When writing a procedure, protocol or report, call out (i.e. reference) separate released test method documents (internal or external standards), affected assemblies, work instructions, Quality System procedures, and equipment numbers in tables. By having this information in a table, it become easier to see if there are gaps. Also, you can create metadata links from your document to these references, thus creating your own little Wiki. This makes your document easier to reuse!
Similarly, with parts and assemblies, your system should allow you to create a new configuration of parts by doing a “save as” or duplicating a template part. You can change the dash number or create a new number based on rules of interchangeability. I have had this functionally available in PLM and ERP systems, so we could create part class-specific templates if there was no existing part to build upon.

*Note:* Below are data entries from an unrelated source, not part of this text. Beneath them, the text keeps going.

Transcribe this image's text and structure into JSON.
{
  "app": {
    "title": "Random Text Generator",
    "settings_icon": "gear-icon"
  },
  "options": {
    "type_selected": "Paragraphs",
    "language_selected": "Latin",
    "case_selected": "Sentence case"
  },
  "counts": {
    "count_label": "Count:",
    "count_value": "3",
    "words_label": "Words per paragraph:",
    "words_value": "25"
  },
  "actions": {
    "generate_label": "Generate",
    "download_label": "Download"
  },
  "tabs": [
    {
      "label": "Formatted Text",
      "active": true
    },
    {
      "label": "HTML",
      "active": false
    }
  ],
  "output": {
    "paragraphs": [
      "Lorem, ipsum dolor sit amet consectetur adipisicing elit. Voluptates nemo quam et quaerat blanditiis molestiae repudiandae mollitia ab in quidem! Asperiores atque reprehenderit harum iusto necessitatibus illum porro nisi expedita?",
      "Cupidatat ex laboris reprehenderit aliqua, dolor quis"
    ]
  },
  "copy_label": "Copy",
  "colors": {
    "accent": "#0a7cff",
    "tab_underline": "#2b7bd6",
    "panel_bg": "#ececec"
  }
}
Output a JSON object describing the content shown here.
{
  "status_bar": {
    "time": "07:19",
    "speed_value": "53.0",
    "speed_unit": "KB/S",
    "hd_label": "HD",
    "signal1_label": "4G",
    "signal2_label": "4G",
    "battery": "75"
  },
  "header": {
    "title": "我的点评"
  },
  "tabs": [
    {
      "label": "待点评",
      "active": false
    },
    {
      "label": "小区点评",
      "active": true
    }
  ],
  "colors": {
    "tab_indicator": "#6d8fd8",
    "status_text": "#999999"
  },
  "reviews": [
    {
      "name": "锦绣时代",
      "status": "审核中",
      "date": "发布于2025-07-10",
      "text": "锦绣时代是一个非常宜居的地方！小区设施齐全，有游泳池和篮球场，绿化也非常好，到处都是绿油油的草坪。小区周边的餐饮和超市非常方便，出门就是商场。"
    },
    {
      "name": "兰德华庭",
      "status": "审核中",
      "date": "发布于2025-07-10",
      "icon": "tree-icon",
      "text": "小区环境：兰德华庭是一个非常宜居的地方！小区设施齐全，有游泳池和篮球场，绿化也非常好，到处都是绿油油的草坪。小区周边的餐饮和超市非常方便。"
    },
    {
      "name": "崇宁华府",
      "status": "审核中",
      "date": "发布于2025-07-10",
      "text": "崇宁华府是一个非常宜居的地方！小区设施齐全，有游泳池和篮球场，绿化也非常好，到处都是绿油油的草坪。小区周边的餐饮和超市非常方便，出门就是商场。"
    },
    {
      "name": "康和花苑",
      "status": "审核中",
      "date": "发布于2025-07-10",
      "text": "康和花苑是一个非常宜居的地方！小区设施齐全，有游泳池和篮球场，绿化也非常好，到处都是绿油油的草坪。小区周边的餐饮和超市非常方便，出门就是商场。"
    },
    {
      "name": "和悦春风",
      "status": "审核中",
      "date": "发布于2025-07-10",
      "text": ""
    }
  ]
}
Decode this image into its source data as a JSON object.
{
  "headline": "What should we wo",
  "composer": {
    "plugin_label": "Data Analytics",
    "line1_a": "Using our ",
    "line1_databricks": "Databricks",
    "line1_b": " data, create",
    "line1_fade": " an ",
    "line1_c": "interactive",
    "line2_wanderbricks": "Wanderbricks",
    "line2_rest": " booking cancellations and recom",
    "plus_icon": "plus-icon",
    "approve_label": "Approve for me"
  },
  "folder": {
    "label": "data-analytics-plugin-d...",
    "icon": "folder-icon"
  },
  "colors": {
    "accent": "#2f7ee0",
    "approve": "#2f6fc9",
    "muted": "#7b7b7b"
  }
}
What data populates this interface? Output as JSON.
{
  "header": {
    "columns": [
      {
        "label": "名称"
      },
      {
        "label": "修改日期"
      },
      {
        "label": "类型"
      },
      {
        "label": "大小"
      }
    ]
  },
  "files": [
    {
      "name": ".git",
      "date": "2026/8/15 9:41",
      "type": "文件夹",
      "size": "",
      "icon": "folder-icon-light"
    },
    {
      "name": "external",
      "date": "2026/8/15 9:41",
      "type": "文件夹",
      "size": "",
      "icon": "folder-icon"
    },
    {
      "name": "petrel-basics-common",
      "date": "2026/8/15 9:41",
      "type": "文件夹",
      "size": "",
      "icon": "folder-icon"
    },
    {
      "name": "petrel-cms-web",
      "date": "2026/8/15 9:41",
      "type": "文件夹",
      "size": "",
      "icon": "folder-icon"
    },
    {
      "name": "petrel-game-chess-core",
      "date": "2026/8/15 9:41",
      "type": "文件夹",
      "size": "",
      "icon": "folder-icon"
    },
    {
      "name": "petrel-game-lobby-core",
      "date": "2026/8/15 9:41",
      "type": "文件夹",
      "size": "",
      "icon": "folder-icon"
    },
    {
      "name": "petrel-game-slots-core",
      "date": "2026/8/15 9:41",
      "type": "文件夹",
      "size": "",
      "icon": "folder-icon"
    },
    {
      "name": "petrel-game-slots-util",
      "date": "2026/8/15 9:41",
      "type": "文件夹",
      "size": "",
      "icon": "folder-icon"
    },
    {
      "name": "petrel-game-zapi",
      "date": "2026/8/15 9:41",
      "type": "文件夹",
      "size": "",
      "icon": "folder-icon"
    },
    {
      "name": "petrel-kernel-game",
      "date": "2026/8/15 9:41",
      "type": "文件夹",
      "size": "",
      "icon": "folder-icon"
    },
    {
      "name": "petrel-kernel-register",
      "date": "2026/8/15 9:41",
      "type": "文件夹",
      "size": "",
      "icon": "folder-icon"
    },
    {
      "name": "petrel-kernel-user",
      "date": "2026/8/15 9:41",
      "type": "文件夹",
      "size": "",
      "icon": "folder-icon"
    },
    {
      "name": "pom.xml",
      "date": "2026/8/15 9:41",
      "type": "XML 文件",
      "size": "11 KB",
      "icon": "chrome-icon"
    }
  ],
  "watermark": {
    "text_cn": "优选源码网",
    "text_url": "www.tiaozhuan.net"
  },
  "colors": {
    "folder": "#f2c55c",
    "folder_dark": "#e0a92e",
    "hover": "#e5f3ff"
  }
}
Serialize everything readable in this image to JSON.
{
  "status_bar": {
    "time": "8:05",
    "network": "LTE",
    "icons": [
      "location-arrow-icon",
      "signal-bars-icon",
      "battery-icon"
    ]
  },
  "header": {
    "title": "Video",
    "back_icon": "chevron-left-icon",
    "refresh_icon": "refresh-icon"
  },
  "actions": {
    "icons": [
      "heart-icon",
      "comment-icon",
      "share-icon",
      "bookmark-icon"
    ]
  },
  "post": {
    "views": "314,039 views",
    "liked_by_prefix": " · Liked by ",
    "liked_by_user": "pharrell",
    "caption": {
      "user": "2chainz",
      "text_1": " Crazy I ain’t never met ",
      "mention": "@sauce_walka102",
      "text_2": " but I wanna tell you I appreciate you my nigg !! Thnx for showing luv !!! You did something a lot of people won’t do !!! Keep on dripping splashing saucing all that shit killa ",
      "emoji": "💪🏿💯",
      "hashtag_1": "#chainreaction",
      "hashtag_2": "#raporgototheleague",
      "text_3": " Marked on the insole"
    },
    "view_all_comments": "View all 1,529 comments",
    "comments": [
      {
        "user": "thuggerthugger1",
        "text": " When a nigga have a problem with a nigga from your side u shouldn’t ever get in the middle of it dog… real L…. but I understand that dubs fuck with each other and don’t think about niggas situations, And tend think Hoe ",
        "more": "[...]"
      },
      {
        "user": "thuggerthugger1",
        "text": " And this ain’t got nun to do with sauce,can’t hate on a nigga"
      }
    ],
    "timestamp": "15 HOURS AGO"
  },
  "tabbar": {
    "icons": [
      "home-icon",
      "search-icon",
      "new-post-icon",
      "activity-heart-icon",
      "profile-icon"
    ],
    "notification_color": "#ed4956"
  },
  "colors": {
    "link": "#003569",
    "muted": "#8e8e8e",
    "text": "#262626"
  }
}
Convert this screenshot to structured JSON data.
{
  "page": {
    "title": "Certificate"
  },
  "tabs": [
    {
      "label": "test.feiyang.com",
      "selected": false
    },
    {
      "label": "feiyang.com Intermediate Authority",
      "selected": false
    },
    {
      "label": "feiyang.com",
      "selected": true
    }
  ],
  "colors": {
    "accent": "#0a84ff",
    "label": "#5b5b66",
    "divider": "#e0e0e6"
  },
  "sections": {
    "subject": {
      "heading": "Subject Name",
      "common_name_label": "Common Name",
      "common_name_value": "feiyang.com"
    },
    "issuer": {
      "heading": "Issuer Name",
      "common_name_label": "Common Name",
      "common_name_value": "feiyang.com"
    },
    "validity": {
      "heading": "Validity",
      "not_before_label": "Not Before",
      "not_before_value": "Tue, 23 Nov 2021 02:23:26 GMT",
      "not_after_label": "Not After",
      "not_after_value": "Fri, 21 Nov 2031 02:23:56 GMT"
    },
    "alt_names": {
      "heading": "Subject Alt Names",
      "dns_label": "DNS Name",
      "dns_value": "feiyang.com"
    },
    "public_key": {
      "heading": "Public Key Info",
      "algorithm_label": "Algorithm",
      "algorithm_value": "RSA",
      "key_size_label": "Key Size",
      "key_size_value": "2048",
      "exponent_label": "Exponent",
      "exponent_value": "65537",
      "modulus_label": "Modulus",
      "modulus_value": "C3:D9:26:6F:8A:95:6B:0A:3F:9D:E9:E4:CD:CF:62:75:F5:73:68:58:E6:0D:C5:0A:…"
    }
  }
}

Now with AI, you can save time by taking an existing document, and ask your AI program to update it to the current template. You focus your work only on what needs to be added to the document. For validation test protocols, this capability saves hours of tedious copy/paste work.
Summary
Reduce by never assuming you have all the requirements nailed down before you begin. Make sure you are not duplicating work previously done.
Reuse information through systems with standardized metadata, and the ability to link or group applicable objects together.
Recycle by finding something that is close and build on what is already available.